Studi ini menunjukkan pengaruh mode iklim Indo-Pasifik terhadap variabilitas suhu dan salinitas di jalur arus lintas indonesia (Arlindo) sangat kompleks. Penelitian terbaru yang diterbitkan di Nature tahun 2020, hasil kerjasama tim LIPI dengan peneliti dari Australia, Amerika Serikat, Taiwan, dan Cina menghasilkan rekonstruksi variabilitas IOD menggunakan arsip iklim karang dari wilayah bagian timur Samudra Hindia (yaitu di pesisir barat Sumatra dan selat Sunda).

“Hasil penelitian ini mengungkapkan bahwa fenomena seperti IOD positif seperti yang terjadi pada tahun 2019 lalu dulunya jarang terjadi, namun sekarang peristiwa semacam ini menjadi lebih sering terjadi,” kata peneliti iklim dan lingkungan masa lampau Pusat Penelitian Geoteknologi LIPI, Sri Yudawati Cahyarini di Bandung, Selasa, 4 Agustus 2020.

Dapat dikatakan bahwa pada abad 20 ini, frekuensi dan intensitas IOD/ENSO terjadi peningkatan, dan diperkirakan akan memburuk jika emisi gas rumah kaca terus meningkat. Penelitian ini juga menekankan bahwa Samudra Hindia dapat ‘menampung’ peristiwa yang bahkan lebih kuat daripada peristiwa iklim ekstrem yang terjadi pada tahun 2019 lalu.

Secara historis, peristiwa kuat seperti tahun 2019 lalu sangat jarang terjadi. “Pada periode di tahun 1675, pernah terjadi iklim ekstrem yang 42 persen lebih kuat daripada peristiwa terkuat yang pernah teramati sejauh ini dalam catatan data pengukuran, yaitu peristiwa El Nino 1997.”

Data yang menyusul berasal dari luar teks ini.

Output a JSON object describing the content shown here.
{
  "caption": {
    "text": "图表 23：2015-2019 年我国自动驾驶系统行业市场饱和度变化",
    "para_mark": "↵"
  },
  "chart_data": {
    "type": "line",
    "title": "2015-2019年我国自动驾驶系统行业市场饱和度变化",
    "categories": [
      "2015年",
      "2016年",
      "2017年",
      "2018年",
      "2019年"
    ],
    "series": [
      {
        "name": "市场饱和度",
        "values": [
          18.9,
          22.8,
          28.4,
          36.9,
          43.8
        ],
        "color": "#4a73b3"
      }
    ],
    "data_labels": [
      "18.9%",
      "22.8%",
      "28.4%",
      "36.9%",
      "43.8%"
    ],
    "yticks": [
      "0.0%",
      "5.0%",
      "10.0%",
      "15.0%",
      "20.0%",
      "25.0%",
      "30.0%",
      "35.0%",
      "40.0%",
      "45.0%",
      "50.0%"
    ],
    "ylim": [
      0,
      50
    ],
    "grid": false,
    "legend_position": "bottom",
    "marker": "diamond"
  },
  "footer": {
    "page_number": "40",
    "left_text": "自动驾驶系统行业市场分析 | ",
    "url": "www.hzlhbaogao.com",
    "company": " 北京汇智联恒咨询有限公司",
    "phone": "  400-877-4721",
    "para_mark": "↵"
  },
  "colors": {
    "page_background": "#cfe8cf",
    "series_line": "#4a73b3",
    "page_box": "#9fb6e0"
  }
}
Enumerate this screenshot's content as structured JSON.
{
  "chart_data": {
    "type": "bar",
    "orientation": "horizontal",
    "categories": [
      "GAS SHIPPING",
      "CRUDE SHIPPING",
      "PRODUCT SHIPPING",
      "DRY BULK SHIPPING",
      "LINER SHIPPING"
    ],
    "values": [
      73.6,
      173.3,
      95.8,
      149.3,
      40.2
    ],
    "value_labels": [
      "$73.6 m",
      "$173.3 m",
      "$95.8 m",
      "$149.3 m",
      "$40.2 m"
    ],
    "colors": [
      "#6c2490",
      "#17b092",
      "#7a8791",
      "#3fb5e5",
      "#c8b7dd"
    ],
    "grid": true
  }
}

Tanpa campur tangan manusia saja, iklim ekstrem seperti peristiwa di periode tahun 1675 pernah terjadi; apalagi pada masa sekarang di mana kerusakan lingkungan makin parah akibat ulah manusia, maka kemungkinan bahwa peristiwa ekstrem seperti itu dapat terjadi lagi dengan lebih kuat dan lebih sering. “Hasil rekonstruksi iklim dari tahun 1240 sampai sekarang, hanya merekam 10 peristiwa iklim ekstrem, dan empat di antaranya terjadi pada kurun waktu 60 tahun terakhir ini,” katanya.

Penelitian ini juga menunjukkan bahwa walaupun peristiwa IOD positif dan El Niño dapat terjadi secara independen, namun peristiwa ekstrem IOD yang terjadi dapat juga meningkatkan variabilitas ENSO di Samudra Pasifik. “Kerjasama yang terintegrasi erat antara peneliti yang bekerja dengan data iklim masa sekarang dengan peneliti yang bekerja dengan data iklim masa lampau sangat diperlukan untuk lebih memahami mekanisme iklim di wilayah Indonesia yang sangat kompleks ini, sehingga membantu kita menjadi lebih siap dalam menghadapi risiko bencana iklim masa depan.” 

Pemahaman mengenai mekanisme iklim, khususnya di wilayah Indonesia, menjadi penting dalam usaha melakukan mitigasi atau adaptasi terjadinya bencana iklim. “Untuk memahami mekanisme iklim diperlukan pemahaman historis iklim itu sendiri, sehingga diperlukan data parameter iklim seperti suhu permukaan laut, curah hujan, salinitas dan lain-lain dalam skala waktu yang panjang yang melebihi cakupan data pengukuran,” ungkap Yuda.

Menurut Yuda, studi iklim masa lampau (paleoclimate) menjadi sangat penting. “Pemahaman iklim masa lampau akan membantu dalam memahami iklim masa sekarang untuk meningkatkan keakuratan model prediksi iklim,” katanya.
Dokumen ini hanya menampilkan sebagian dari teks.